Der deutsch-amerikanische Computerpionier Joseph Weizenbaum ist gestern im Alter von 85 Jahren an seinem Wohnort Berlin gestorben. Weizenbaum, dessen Eltern in den dreissiger Jahren in die USA emigrierten, studierte an der State University in Detroit Mathematik und arbeitete ab 1955 als Systemingenieur im Computer-Entwicklungslabor von General Electric an der Entwicklung eines Computersystems für Banken.
Weizenbaum entwickelte 1966 das Computerprogramm "Eliza", dessen "Doctor"-Version Gespräche zwischen Patienten und Psychologen simulierte. Obwohl das Programm nicht als Ersatz für das Therapiegespräch gedacht war, vertrauten die Probanden dem Computer private Einzelheiten an.
Diese Tatsache entsetzte Weizenbaum so sehr, dass er zu einem der wichtigsten und bekanntesten Wissenschafts- und Gesellschaftskritiker wurde. Sein Buch "Die Macht der Computer und die Ohnmacht der Vernunft" machte ihn 1976 weltberühmt.
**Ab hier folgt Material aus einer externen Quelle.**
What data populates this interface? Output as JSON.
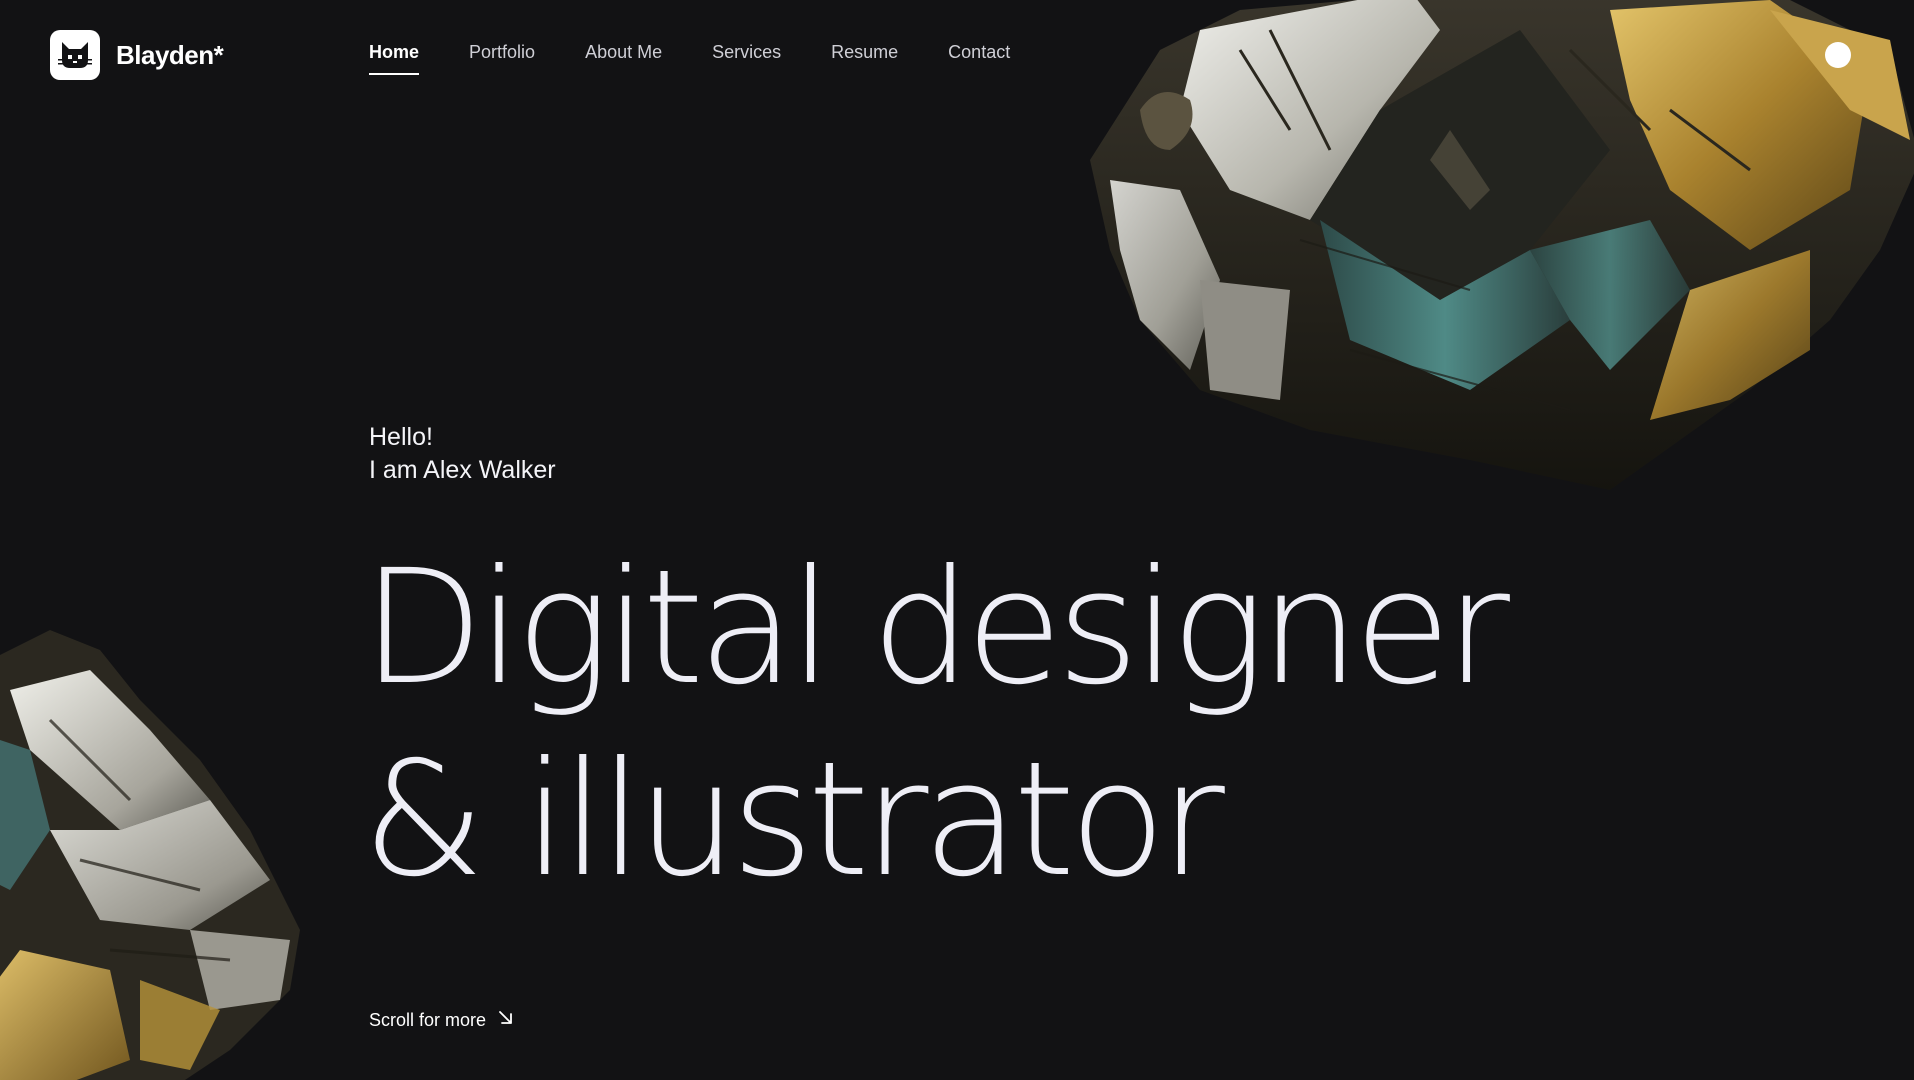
{
  "brand": {
    "name": "Blayden*",
    "logo_icon": "cat-icon"
  },
  "nav": {
    "items": [
      {
        "label": "Home",
        "active": true
      },
      {
        "label": "Portfolio",
        "active": false
      },
      {
        "label": "About Me",
        "active": false
      },
      {
        "label": "Services",
        "active": false
      },
      {
        "label": "Resume",
        "active": false
      },
      {
        "label": "Contact",
        "active": false
      }
    ]
  },
  "hero": {
    "greeting_line1": "Hello!",
    "greeting_line2": "I am Alex Walker",
    "headline_line1": "Digital designer",
    "headline_line2": "& illustrator",
    "scroll_label": "Scroll for more",
    "scroll_icon": "arrow-down-right-icon"
  },
  "theme_toggle": {
    "icon": "circle-icon"
  },
  "colors": {
    "background": "#121214",
    "text": "#eeeef6",
    "accent": "#ffffff",
    "rock_gold": "#b8933a",
    "rock_teal": "#3c6a6a"
  }
}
Weizenbaum trat selbst im hohen Alter als Referent und Diskussionsteilnehmer auf. Seine energische Art und seine unermüdliche, schonungslose Kritik am gedankenlosen Umgang der Menschen mit neuen Medien war ebenso beliebt wie gefürchtet. Noch im letzten Jahr zum Beispiel eröffnete er an die Digital Art Weeks an der ETH Zürich (Bild) und nahm am diesjährigen Weltwirtschaftsforum Davos an Diskussionen teil. (mh)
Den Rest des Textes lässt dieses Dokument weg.